One of our volunteers brought these two volumes to our attention recently, having removed them from the shelves for conservation work and discovered that they had been rather extensively eaten. Luckily, the culprit is now long gone, and indeed was probably active several years before the Library bought the books in the nineteenth century, and so no longer poses a threat to the Library’s collections.

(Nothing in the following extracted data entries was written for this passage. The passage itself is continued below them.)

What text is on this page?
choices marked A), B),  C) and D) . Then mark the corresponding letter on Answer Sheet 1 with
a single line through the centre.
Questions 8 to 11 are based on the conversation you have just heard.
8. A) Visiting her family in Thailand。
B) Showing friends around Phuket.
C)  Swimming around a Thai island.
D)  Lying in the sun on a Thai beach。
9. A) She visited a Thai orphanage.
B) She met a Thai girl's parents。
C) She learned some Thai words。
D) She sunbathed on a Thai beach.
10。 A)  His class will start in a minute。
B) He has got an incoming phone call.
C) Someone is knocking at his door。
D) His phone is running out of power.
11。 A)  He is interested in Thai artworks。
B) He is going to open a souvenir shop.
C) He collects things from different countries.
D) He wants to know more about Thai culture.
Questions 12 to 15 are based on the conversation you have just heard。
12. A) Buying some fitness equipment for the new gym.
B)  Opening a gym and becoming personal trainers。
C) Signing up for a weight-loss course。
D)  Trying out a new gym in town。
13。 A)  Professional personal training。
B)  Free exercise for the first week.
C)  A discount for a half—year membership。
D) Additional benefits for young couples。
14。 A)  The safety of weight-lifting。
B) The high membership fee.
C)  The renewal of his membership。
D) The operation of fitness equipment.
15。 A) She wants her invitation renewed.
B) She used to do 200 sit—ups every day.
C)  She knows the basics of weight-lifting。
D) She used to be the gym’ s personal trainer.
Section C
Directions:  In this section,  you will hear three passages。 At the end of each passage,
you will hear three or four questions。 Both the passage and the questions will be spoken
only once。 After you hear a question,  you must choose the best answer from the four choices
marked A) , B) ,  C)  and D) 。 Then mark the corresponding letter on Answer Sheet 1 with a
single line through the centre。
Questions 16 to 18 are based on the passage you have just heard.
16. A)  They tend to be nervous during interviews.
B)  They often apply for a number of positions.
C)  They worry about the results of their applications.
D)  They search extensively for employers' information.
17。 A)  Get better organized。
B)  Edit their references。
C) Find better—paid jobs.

Aside from the bookworm damage, the books are extremely interesting in their own right, and have been beautifully bound as well as extensively annotated and rubricated. The work is Antoninus’ Summa Theologica of 1511, printed in Basel and bound with a German vellum binding which is probably contemporary. It is blind-tooled with an intricate design including naked men firing arrows at flying birds (sadly not pictured).
There are extensive Latin annotations in a sixteenth-century hand, and German personal names such as Bartholomeus Gabler and Fridolinus Grob. In addition, one of the volumes has a manuscript indulgence in Italian in what is possibly a sixteenth-century hand on the verso of the rear fly-leaf:
The title page of both volumes features this elegant woodcut printer’s device (see below) of a serpent-tailed bird, or basilisk, holding the arms of the city of Basel, a pun on the place of publication. This idea has been taken up by the author of the annotations at the bottom of the page, who is likely to have been a Catholic sympathiser bewailing the fact that Basel has become a centre for protestant reform. The annotation reads:
O Basilea seu civitas regia, quae olim regina virtutum eras Et verae doctrinae Nunc Basilisci atroci veneno infecta et corrupta requiris medicinam salutis
Which may be translated as: O Basel, or city royal, who once was queen of virtues And of true doctrine! Now, infected and corrupted with the atrocious poison of the Basilisk, you need the medicine of salvation!
The worms certainly chose an interesting meal! Thanks to our hardworking NADFAS volunteers for bringing the work to our attention.